A propos de la féminisation des noms de fonctions :
« Rendre invisible dans le vocabulaire l’accession des femmes à de nouvelles fonctions, c’est une façon de la nier ».
« L’acceptation du féminin est inversement proportionnelle au prestige de la formation ».
« L’anomalie dans le langage souligne l’anomalie dans la société. Le langage forge l’identité de ceux ou celles qui le parlent, que cette identité soit nationale, culturelle ou sexuelle ».
Dans la littérature « Les femmes sont systématiquement punies pour avoir trop aimé » : Emma Bovary, Anna Karénine, Madame de Merteuil, Justine de Sade, Madame de Rênal, Marguerite Gautier…
Z’avaient qu’à rester chastes sans doute…
Une vie bien remplie
Critique de Saumar (Montréal, Inscrite le 15 août 2009, 91 ans) - 13 décembre 2010
Elle nous raconte, sans sensiblerie, ses réelles expériences vécues : son enfance privilégiée, mais bien encadrée, son adolescence et ses études classiques, puis sa jeunesse sous l’Occupation et, devenue adulte, ses succès d’écriture. Elle a aussi connu des déboires. Confrontée à l’explosion de misogynie grivoise dans le milieu intellectuel, s’ajoutent les avortements clandestins, puis dans ses écrits, la lutte continuelle pour le féminisme, souvent critiquée. Lorsqu’elle est devenue arrière-grand-mère, elle rappelle qu’il reste beaucoup à faire pour la cause des femmes, tout en considérant le chemin parcouru, "dont les jeunes femmes d’aujourd’hui n’ont aucune idée ». Très intéressant l’entretien entre elle et la journaliste Josyane Savigneau abordant les sujets, homme/femme, tabous d’alors, dans «Les vaisseaux du cœur» et «Ainsi soit-elle ». Et ce, sans que l’écrivaine doute, au moment de l’écriture, qu’ils deviendraient des « manifestes féministes ».
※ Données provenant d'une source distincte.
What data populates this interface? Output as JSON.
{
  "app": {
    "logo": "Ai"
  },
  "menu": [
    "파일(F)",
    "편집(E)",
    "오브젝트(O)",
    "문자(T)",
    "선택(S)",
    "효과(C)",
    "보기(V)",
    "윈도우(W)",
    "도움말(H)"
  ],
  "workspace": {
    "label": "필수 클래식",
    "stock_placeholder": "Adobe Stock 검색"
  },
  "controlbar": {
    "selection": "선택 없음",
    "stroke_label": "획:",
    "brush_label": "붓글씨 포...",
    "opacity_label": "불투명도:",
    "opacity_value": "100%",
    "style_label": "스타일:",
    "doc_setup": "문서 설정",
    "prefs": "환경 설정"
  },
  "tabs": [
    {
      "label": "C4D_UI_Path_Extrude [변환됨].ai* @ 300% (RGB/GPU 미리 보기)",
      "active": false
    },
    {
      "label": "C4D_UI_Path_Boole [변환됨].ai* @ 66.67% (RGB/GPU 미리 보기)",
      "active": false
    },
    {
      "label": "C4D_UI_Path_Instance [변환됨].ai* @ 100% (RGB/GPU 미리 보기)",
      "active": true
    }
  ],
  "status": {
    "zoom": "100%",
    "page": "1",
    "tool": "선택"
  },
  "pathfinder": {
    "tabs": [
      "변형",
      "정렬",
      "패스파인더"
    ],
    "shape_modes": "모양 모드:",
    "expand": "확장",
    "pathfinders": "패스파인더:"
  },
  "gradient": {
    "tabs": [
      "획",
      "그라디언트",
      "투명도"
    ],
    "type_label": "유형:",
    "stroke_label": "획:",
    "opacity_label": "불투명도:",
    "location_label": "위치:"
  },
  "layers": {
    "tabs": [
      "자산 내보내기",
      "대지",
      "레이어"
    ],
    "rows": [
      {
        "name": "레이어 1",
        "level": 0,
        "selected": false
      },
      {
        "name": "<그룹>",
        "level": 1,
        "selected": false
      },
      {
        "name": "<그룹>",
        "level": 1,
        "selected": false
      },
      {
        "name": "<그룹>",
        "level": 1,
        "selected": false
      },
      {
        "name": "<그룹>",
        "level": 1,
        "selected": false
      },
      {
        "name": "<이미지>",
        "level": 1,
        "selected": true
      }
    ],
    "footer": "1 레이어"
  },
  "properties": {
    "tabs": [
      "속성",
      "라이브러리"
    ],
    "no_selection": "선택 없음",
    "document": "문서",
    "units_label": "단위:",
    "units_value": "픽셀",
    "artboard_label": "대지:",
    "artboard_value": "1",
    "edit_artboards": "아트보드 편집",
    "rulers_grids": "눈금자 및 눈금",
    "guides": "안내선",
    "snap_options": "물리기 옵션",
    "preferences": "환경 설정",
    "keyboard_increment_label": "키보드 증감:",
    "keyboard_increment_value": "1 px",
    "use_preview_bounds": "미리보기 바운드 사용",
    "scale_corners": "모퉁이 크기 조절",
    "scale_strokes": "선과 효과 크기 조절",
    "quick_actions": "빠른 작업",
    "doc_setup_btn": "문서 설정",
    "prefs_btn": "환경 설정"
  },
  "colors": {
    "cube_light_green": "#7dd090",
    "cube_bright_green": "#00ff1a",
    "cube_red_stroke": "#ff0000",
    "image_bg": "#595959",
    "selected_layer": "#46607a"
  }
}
L’âge avançant fait subir plus de deuils : Conjoints, parents, amis, ou voisins disparaissent. En parlant de la mort, elle écrit dans son dernier paragraphe «Tant que mes enfants me ramèneront aux racines de l’amour, le mort ne pourra que se taire. Moi vivante, elle ne parviendra pas à m’atteindre ».
J’ai bien aimé l’autobiographie de Benoîte Groult. Malgré le récit de la dure réalité des personnes âgées, elle m’inspire. Tout comme elle, j’aimerais garder ce dynamisme jusqu’au moment où je serai prête à appuyer sur « la touche étoile ». Non pas pour quitter plus tôt ce monde, mais pour éviter les atroces souffrances de fin de vie. Merci à cette talentueuse écrivaine, ce livre ne laisse pas indifférent.
Etre féministe sans être anti-hommes
Critique de Cathybaie (, Inscrite le 5 août 2010, 44 ans) - 15 octobre 2010
Bien écrit, drôle, réfléchi, ce livre me donne envie de lui dire merci!